Transportation Security Administration

  • February 15, 2012
    Guest Post

    By Amardeep Singh, a Co-Founder and Director of Programs at the Sikh Coalition


    Much has been made of the fact that African Americans and Latinos endure disturbingly high rates of stop and frisk policing in New York City, and rightfully so. While blacks and Latinos comprise just over half of the city’s population, they endure 85 percent of police stops. Even more troubling, as young people in these communities bear the brunt of police stops, it is in fact stops of whites that more often yield illegal contraband.

    So advocates are appropriately making noise and filing lawsuits alleging profiling by the New York City Police Department. Meticulously collected, publically released, government data provides them a rational basis for doing so.

    But what happens when you have no such data? That's the situation of Sikhs at U.S. airports.

    For years, Sikh Americans and advocacy groups have complained of unfair, extra scrutiny by Transportation Security Administration (TSA) screeners. The complaints run the gamut from concerns about mandatory pat downs of Sikh turbans, to removal of turbans without discernible cause, and 100 percent rates of secondary screening at some airports.

    These accounts from Sikhs alleging profiling are admittedly anecdotal.

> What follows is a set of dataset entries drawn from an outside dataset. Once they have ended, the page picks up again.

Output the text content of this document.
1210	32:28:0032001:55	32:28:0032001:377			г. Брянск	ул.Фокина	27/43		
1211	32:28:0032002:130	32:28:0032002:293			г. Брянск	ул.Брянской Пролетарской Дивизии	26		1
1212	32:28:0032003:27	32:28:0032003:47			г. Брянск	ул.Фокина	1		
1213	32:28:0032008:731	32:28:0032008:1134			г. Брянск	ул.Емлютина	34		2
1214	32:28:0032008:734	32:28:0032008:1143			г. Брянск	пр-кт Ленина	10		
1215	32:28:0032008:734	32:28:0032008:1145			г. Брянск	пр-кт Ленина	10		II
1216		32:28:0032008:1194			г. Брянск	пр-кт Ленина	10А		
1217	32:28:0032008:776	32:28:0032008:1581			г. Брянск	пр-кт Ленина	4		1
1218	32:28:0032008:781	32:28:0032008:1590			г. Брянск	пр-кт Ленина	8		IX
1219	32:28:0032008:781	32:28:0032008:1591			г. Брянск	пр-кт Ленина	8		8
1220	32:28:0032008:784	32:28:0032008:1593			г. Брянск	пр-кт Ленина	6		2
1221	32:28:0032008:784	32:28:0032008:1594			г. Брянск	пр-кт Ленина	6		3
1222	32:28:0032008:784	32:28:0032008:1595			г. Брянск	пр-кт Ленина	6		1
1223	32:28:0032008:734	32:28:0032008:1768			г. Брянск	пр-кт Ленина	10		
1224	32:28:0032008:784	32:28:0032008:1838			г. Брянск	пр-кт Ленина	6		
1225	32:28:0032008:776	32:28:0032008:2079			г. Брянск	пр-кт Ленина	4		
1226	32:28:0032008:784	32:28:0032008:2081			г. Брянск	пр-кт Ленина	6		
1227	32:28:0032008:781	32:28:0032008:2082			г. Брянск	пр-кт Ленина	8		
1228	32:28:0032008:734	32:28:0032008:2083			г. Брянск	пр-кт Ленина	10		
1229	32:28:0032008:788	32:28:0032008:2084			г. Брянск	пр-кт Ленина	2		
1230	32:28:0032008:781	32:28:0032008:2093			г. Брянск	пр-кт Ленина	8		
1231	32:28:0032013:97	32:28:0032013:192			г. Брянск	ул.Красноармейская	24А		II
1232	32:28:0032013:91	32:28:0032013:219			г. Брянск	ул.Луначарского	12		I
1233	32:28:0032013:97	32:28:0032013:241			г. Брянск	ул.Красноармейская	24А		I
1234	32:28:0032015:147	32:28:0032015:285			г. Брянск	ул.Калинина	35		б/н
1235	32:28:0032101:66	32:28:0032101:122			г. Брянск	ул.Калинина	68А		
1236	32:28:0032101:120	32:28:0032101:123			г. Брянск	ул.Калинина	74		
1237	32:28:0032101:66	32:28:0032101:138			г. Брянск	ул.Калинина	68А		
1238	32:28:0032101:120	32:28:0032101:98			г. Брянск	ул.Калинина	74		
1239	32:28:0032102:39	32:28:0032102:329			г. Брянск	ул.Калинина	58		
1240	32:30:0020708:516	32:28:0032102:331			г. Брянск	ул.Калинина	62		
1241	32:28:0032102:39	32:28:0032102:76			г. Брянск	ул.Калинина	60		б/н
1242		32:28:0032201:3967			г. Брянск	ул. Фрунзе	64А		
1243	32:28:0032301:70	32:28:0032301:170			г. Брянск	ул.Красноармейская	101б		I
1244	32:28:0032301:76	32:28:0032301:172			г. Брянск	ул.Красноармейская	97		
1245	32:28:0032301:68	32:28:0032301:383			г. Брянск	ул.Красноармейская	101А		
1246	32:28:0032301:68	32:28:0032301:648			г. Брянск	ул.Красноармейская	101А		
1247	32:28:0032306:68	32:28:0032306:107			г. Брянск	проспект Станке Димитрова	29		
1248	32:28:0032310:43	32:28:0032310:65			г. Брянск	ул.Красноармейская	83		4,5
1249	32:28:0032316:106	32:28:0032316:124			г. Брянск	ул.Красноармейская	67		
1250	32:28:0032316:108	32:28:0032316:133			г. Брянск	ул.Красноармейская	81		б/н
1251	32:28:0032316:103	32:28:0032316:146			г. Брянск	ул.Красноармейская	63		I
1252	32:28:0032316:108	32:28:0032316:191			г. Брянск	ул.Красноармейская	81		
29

They are routinely proffered by Sikh advocacy groups with limited resources and even more limited access to security checkpoints. “Smoking gun” evidence of intentional profiling occasionally emerges -- like the TSA “Mexecutioners” scandal in Honolulu -- but otherwise advocates and the TSA are perpetually engaged in a “yes you are, no we are not” ping pong match of profiling accusations and denials.

    Yet if the TSA is to be believed, there is a way to settle once and for all whether it is profiling. The Sikh Coalition recently released an internal TSA memorandum, which discusses eight “strategic options” the agency could implement to “address racial profiling concerns” and “improve internal business controls as they relate to secondary screening procedures.”